While a lot of this letter looks like criticism. Please accept my apologies. It's easy to enjoy the stories and only come across a few things that don't go so well, but if they are worth moaning on about at all, they seem to use up a lot of words. if I was fair and put down an exclamation of delight (as well as the odd snort of disapproval) at everything that called one forth you would end up with fourteen-page letters instead of four-page ones. But this is your fifteenth year, and it's over the tenth for me, not counting the backtracking. Erm. Thinking about it as detachedly as possible - Wendy takes little dinky people with birdy legs, pointy ears, great big googly eyes and little heart-shaped faces - and some of them even have big hair - in other words, everything that should make someone like me run a mile, and she overcomes my prejudices in one issue and goes on overcoming them, because her comic art is hardly to be matched outside the likes of Annette Harper and that chap who used to do the Greek myths for LOOK AND LEARN (?) so long ago that I can't even remember the name. And her stories are told in an individual voice. And I don't give a fig what the anthropologists say - this is a fairy tale, not a treatise. (But I don't withdraw my remarks about the ironmongery.

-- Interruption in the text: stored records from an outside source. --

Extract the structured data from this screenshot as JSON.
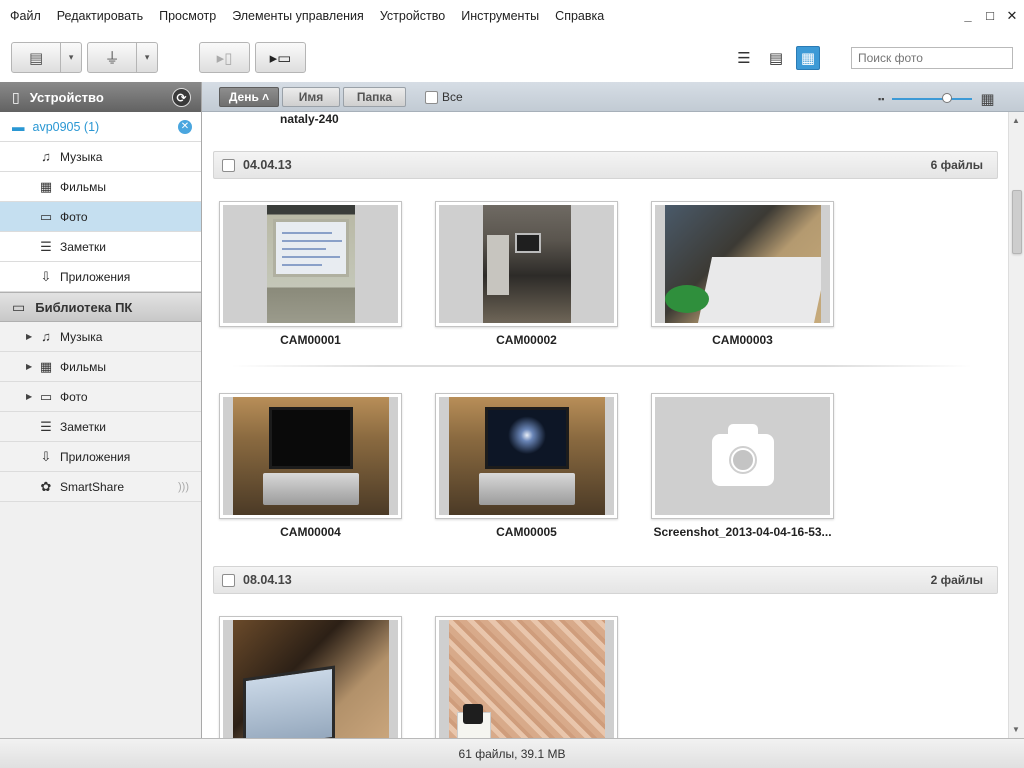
{
  "menu": [
    "Файл",
    "Редактировать",
    "Просмотр",
    "Элементы управления",
    "Устройство",
    "Инструменты",
    "Справка"
  ],
  "window_controls": {
    "minimize": "_",
    "maximize": "□",
    "close": "✕"
  },
  "toolbar": {
    "icons": {
      "backup": "list-icon",
      "usb": "usb-icon",
      "to_phone": "phone-transfer-icon",
      "to_pc": "pc-transfer-icon"
    },
    "dropdown_glyph": "▾",
    "views": [
      "list-view-icon",
      "detail-view-icon",
      "grid-view-icon"
    ],
    "active_view": "grid-view-icon"
  },
  "search": {
    "placeholder": "Поиск фото",
    "value": ""
  },
  "sidebar": {
    "device_header": "Устройство",
    "device_name": "avp0905 (1)",
    "device_items": [
      {
        "label": "Музыка",
        "icon": "♫"
      },
      {
        "label": "Фильмы",
        "icon": "▦"
      },
      {
        "label": "Фото",
        "icon": "▭",
        "selected": true
      },
      {
        "label": "Заметки",
        "icon": "☰"
      },
      {
        "label": "Приложения",
        "icon": "⇩"
      }
    ],
    "library_header": "Библиотека ПК",
    "library_items": [
      {
        "label": "Музыка",
        "icon": "♫",
        "expandable": true
      },
      {
        "label": "Фильмы",
        "icon": "▦",
        "expandable": true
      },
      {
        "label": "Фото",
        "icon": "▭",
        "expandable": true
      },
      {
        "label": "Заметки",
        "icon": "☰",
        "expandable": false
      },
      {
        "label": "Приложения",
        "icon": "⇩",
        "expandable": false
      },
      {
        "label": "SmartShare",
        "icon": "✿",
        "expandable": false
      }
    ]
  },
  "filterbar": {
    "sort_day": "День ˄",
    "sort_name": "Имя",
    "sort_folder": "Папка",
    "all_label": "Все",
    "zoom_level": 0.68
  },
  "content": {
    "previous_label": "nataly-240",
    "groups": [
      {
        "date": "04.04.13",
        "count": "6 файлы",
        "items": [
          "CAM00001",
          "CAM00002",
          "CAM00003",
          "CAM00004",
          "CAM00005",
          "Screenshot_2013-04-04-16-53..."
        ]
      },
      {
        "date": "08.04.13",
        "count": "2 файлы",
        "items": [
          "",
          ""
        ]
      }
    ]
  },
  "status": "61 файлы, 39.1 MB",
  "colors": {
    "accent": "#3d9ad6",
    "device_text": "#2a97d3",
    "selected_row": "#c5dff0"
  }
}
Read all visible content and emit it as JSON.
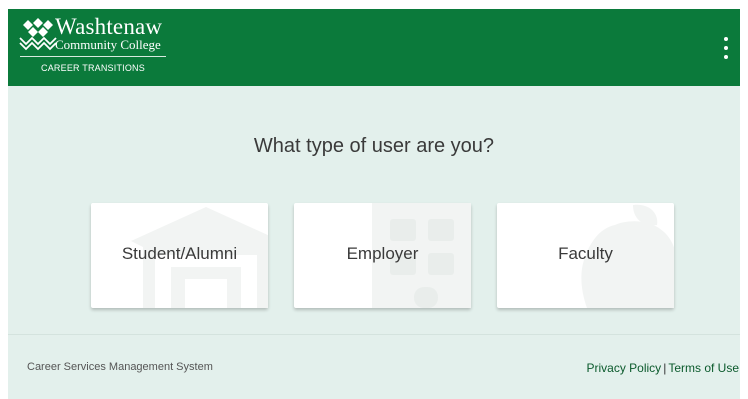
{
  "header": {
    "logo": {
      "title": "Washtenaw",
      "subtitle": "Community College",
      "tagline": "CAREER TRANSITIONS"
    },
    "menu_icon": "more-vertical-icon"
  },
  "main": {
    "question": "What type of user are you?",
    "options": [
      {
        "label": "Student/Alumni",
        "icon": "graduation-cap-icon"
      },
      {
        "label": "Employer",
        "icon": "office-building-icon"
      },
      {
        "label": "Faculty",
        "icon": "apple-icon"
      }
    ]
  },
  "footer": {
    "system_name": "Career Services Management System",
    "privacy_label": "Privacy Policy",
    "separator": "|",
    "terms_label": "Terms of Use"
  },
  "colors": {
    "header_green": "#0b7a3b",
    "background": "#e3f0ec",
    "link_green": "#0b5a2c"
  }
}
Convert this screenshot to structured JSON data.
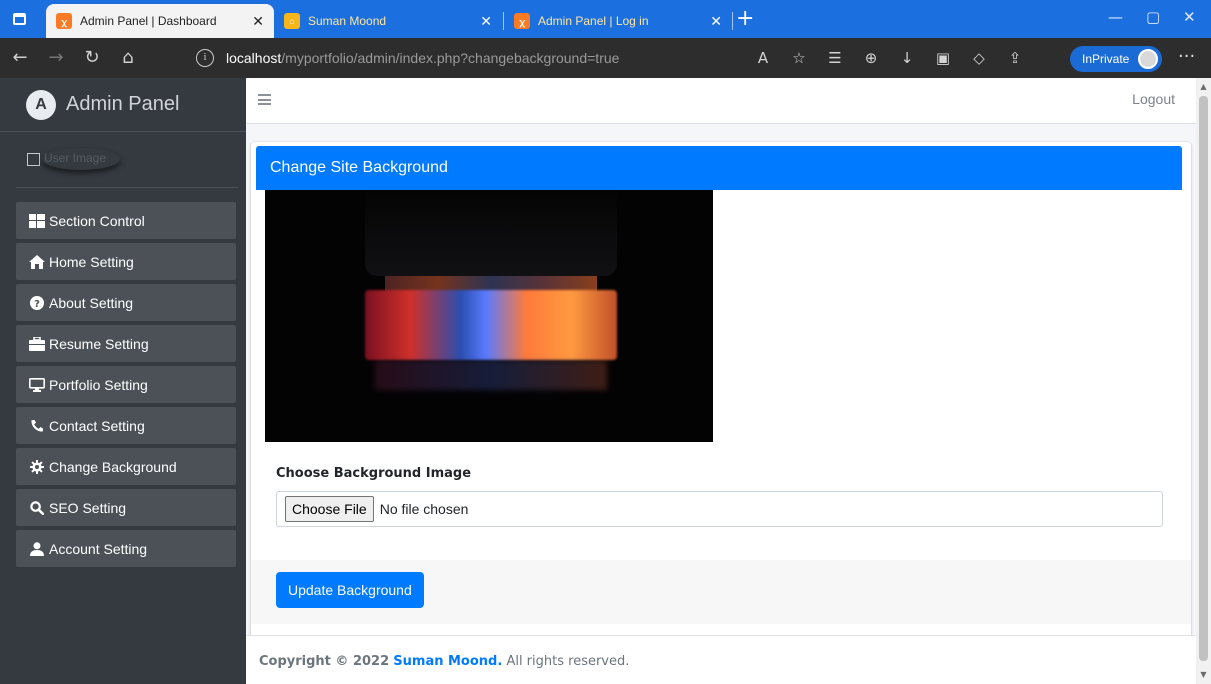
{
  "browser": {
    "tabs": [
      {
        "title": "Admin Panel | Dashboard",
        "favicon": "xampp-icon",
        "active": true
      },
      {
        "title": "Suman Moond",
        "favicon": "house-icon",
        "active": false
      },
      {
        "title": "Admin Panel | Log in",
        "favicon": "xampp-icon",
        "active": false
      }
    ],
    "url_host": "localhost",
    "url_path": "/myportfolio/admin/index.php?changebackground=true",
    "inprivate_label": "InPrivate",
    "accent_color": "#1c6fdf"
  },
  "sidebar": {
    "brand": "Admin Panel",
    "user_image_alt": "User Image",
    "items": [
      {
        "label": "Section Control",
        "icon": "grid-icon"
      },
      {
        "label": "Home Setting",
        "icon": "home-icon"
      },
      {
        "label": "About Setting",
        "icon": "question-circle-icon"
      },
      {
        "label": "Resume Setting",
        "icon": "briefcase-icon"
      },
      {
        "label": "Portfolio Setting",
        "icon": "desktop-icon"
      },
      {
        "label": "Contact Setting",
        "icon": "phone-icon"
      },
      {
        "label": "Change Background",
        "icon": "gear-icon"
      },
      {
        "label": "SEO Setting",
        "icon": "search-icon"
      },
      {
        "label": "Account Setting",
        "icon": "user-icon"
      }
    ]
  },
  "topnav": {
    "logout_label": "Logout"
  },
  "card": {
    "title": "Change Site Background",
    "field_label": "Choose Background Image",
    "choose_file_label": "Choose File",
    "no_file_text": "No file chosen",
    "submit_label": "Update Background",
    "primary_color": "#007bff"
  },
  "footer": {
    "copyright_prefix": "Copyright © 2022",
    "owner": "Suman Moond.",
    "suffix": "All rights reserved."
  }
}
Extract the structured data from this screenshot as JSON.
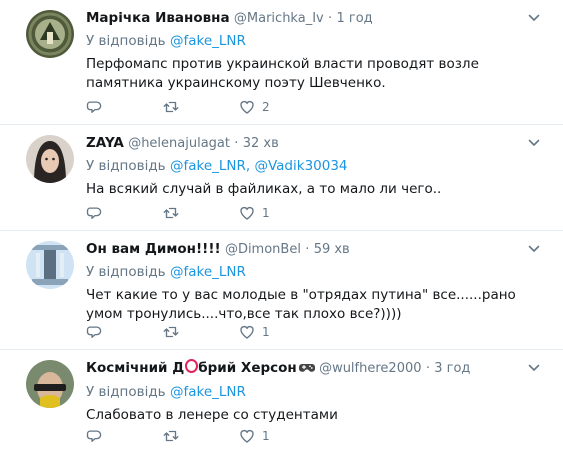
{
  "tweets": [
    {
      "name": "Марічка Ивановна",
      "handle": "@Marichka_Iv",
      "dot": "·",
      "time": "1 год",
      "reply_prefix": "У відповідь",
      "reply_mentions": [
        "@fake_LNR"
      ],
      "text": "Перфомапс против украинской власти проводят возле памятника украинскому поэту Шевченко.",
      "likes": "2",
      "retweets": "",
      "replies": ""
    },
    {
      "name": "ZAYA",
      "handle": "@helenajulagat",
      "dot": "·",
      "time": "32 хв",
      "reply_prefix": "У відповідь",
      "reply_mentions": [
        "@fake_LNR,",
        "@Vadik30034"
      ],
      "text": "На всякий случай в файликах, а то мало ли чего..",
      "likes": "1",
      "retweets": "",
      "replies": ""
    },
    {
      "name": "Он вам Димон!!!!",
      "handle": "@DimonBel",
      "dot": "·",
      "time": "59 хв",
      "reply_prefix": "У відповідь",
      "reply_mentions": [
        "@fake_LNR"
      ],
      "text": "Чет какие то у вас молодые в \"отрядах путина\" все......рано умом тронулись....что,все так плохо все?))))",
      "likes": "1",
      "retweets": "",
      "replies": ""
    },
    {
      "name_part1": "Космічний Д",
      "name_part2": "брий Херсон",
      "handle": "@wulfhere2000",
      "dot": "·",
      "time": "3 год",
      "reply_prefix": "У відповідь",
      "reply_mentions": [
        "@fake_LNR"
      ],
      "text": "Слабовато в ленере со студентами",
      "likes": "1",
      "retweets": "",
      "replies": ""
    }
  ],
  "icons": {
    "reply": "reply-icon",
    "retweet": "retweet-icon",
    "like": "heart-icon",
    "more": "chevron-down-icon"
  },
  "colors": {
    "icon": "#657786",
    "link": "#1b95e0",
    "divider": "#e6ecf0"
  }
}
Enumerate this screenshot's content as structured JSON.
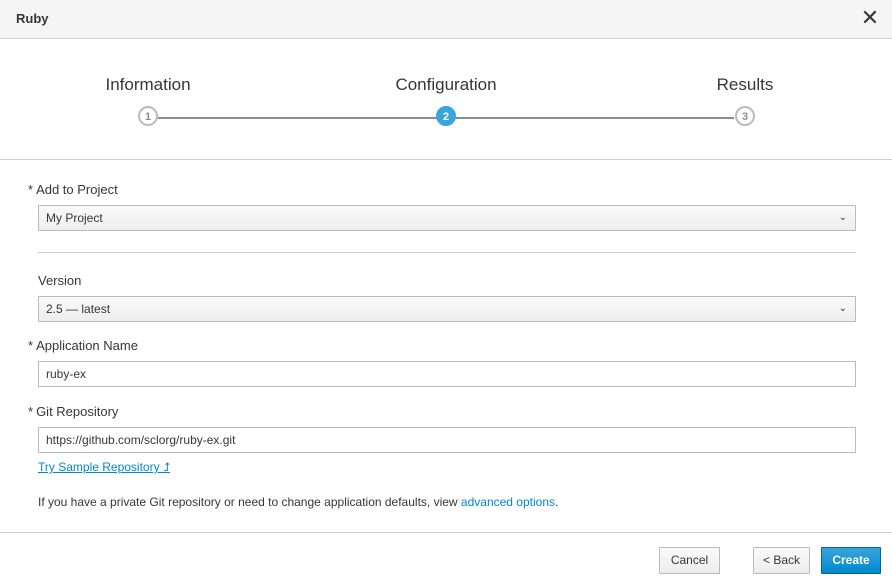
{
  "dialog": {
    "title": "Ruby",
    "close_glyph": "✕"
  },
  "wizard": {
    "steps": [
      {
        "label": "Information",
        "number": "1",
        "state": "inactive"
      },
      {
        "label": "Configuration",
        "number": "2",
        "state": "active"
      },
      {
        "label": "Results",
        "number": "3",
        "state": "inactive"
      }
    ]
  },
  "form": {
    "required_marker": "*",
    "project": {
      "label": "Add to Project",
      "value": "My Project"
    },
    "version": {
      "label": "Version",
      "value": "2.5 — latest"
    },
    "app_name": {
      "label": "Application Name",
      "value": "ruby-ex"
    },
    "git_repo": {
      "label": "Git Repository",
      "value": "https://github.com/sclorg/ruby-ex.git"
    },
    "sample_link": "Try Sample Repository ⮥",
    "hint_text": "If you have a private Git repository or need to change application defaults, view ",
    "hint_link": "advanced options",
    "hint_end": "."
  },
  "footer": {
    "cancel": "Cancel",
    "back": "< Back",
    "create": "Create"
  },
  "colors": {
    "accent": "#39a5dc",
    "link": "#0088ce",
    "primary_button": "#0088ce"
  }
}
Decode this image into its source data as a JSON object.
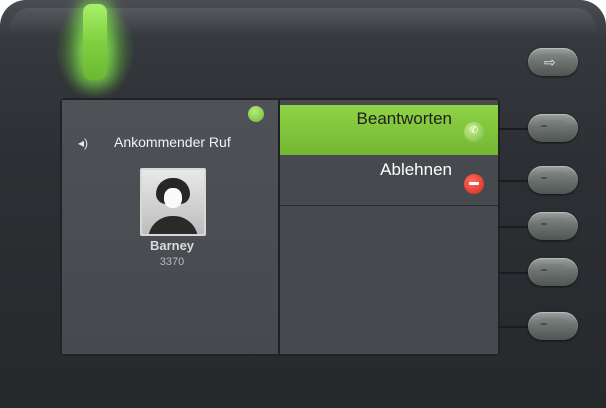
{
  "screen": {
    "header": {
      "title": "Ankommender Ruf",
      "speaker_icon": "speaker-icon",
      "status_icon": "presence-dot"
    },
    "caller": {
      "name": "Barney",
      "number": "3370",
      "avatar_icon": "person-avatar-icon"
    },
    "options": [
      {
        "label": "Beantworten",
        "icon": "phone-accept-icon",
        "selected": true
      },
      {
        "label": "Ablehnen",
        "icon": "call-reject-icon",
        "selected": false
      }
    ]
  },
  "hardware": {
    "leave_button_icon": "exit-icon",
    "softkeys": [
      "softkey-1",
      "softkey-2",
      "softkey-3",
      "softkey-4",
      "softkey-5"
    ],
    "led_color": "#7fd040"
  },
  "colors": {
    "accent_selected": "#7fc43c",
    "reject": "#d52a20",
    "screen_bg": "#46494e"
  }
}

There has to be a binding consistency, and mostly, ELFQUEST has never lacked it.) And the new contributors are doing some great stuff. NEW BLOOD #9 not only pulls in the mythic for the first time where it has never appeared before (except where it was implied by Timmain's existence as Ancestor), and as well as the story, the artwork is brilliant, consistent, and (!) not even Wendy! The wolf-headed Timmain is wonderful. And the bit where Egg takes the stick from her and puts it between his teeth. Everything said without words.
So ELFQUEST is going to be diverse, something-for-everyone. There are hundreds of paths you haven't even touched yet, as well as the ones you've only brushed so far. Sometimes I think I'm going to be torn away because of my preference for literature, for the single voice. But who says the single voice won't stay on, through all the facets?
Um. When I was little I occasionally wondered what happened to Wendy's pet wolf after she left the Neverland. Now I know: It followed her home and they raised lots of little ones - four-legged ones and two-legged ones. And - don't believe what they tell you - I'm sure she gave up darning socks.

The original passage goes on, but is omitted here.